Пендрис послушно остался стоять, досадуя на собственную тупость, а Дрю спустя какое-то время стал помогать ему думать далеко разносящимся барабанным ритмом.
И подумал Пендрис: есть жизнь, и есть смерть, а это посмертие — ни то, ни сё; истинно слабым и ни на что не годным даром является посмертие, которое привело этих крестьян к параличу, а тщательно подготовленных конных арбалетчиков не защитило от болота. Может быть, это имел в виду Дрю из Дрона, когда привязывал к одному из крестьян своего израненного крылатого коня.
Сейчас Пендрис с крылатым конём посланника остался наедине и, хотя обычно мёртвые кони выполняют волю лишь одного хозяина, мог бы попытаться вскочить на него, принудить к движению, а дальше — поминай, как звали. Но Пендрису некуда было ехать, а потому он решил пока что остаться здесь, понабраться у Дрю из Дрона ума-разума. Пендрис чувствовал, что бывшему предмету его вооружённого преследования открылось нечто глубокое и важное.
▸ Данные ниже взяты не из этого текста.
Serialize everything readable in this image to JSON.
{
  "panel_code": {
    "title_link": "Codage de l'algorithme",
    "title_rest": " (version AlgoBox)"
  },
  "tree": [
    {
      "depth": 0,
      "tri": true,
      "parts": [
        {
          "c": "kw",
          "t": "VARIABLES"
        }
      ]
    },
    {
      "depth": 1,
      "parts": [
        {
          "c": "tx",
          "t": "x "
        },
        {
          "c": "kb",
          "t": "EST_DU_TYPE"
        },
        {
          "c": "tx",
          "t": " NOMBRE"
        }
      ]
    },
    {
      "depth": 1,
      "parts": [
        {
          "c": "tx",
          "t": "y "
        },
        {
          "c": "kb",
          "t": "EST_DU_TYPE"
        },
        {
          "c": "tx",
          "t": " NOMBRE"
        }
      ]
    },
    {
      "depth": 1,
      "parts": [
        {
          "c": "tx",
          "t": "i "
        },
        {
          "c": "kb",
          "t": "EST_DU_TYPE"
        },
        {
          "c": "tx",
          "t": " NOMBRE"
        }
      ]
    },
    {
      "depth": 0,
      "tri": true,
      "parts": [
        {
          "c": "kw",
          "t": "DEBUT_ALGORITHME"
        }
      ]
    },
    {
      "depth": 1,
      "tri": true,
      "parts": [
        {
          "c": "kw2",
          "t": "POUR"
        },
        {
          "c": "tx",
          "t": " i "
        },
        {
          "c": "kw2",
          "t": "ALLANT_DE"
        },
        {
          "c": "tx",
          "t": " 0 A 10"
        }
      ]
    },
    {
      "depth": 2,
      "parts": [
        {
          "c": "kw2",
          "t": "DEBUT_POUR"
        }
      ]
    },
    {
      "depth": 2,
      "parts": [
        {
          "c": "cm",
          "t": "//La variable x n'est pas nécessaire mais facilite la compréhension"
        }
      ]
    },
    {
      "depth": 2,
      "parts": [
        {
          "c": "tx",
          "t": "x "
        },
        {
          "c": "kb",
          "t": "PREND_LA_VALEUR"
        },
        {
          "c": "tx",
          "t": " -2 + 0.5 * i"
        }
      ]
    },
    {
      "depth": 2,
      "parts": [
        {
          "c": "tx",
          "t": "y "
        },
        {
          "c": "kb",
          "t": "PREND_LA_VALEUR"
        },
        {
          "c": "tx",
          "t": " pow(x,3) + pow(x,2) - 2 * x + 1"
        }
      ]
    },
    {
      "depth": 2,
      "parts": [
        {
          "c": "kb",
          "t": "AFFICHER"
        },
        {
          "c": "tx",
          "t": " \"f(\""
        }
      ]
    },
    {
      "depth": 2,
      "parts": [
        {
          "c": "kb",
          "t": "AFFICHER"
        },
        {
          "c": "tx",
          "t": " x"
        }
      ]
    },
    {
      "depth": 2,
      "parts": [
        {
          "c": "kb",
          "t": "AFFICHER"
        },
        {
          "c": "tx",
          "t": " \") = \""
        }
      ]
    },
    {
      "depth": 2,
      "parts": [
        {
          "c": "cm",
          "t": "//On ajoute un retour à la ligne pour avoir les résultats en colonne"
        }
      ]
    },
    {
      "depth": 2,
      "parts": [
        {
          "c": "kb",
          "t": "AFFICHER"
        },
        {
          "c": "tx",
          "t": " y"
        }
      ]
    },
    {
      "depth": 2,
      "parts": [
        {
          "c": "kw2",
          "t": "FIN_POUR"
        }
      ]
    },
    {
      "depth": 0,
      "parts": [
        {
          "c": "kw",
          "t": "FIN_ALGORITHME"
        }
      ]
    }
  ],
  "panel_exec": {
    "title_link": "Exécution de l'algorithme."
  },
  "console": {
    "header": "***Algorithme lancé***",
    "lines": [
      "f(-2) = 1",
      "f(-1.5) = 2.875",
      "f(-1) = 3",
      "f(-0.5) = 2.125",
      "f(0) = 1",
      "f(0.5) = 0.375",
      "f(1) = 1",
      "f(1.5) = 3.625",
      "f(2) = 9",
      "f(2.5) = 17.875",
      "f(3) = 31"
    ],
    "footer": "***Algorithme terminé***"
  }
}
Когда Пендрис подошёл к замку Мнил и изложил свои соображения Дрю, сидящему на холме у его стен, прямо на снегу, с барабаном, тот, не прерывая игры, придирчиво сверил эти догадки со своим озарением.
— Нет, — сказал он, — дело не в том, что посмертие у нас слабое, дело в том, что оно не ведёт никуда. Вопрос смерти Владыки Смерти — это вопрос смысла. Какой смысл мы можем иметь, если посмертие нас превращает в набор вещей? Спору нет, крепких, надёжных, но — вещей? Моё посмертие не то чтобы мне не пригодилось: оно позволило мне перенести три жёстких арбалетных залпа и расшибание в лепёшку о запертые врата Порога Смерти. Вопрос в том, я ли это перенёс. Понимаете, Пендрис?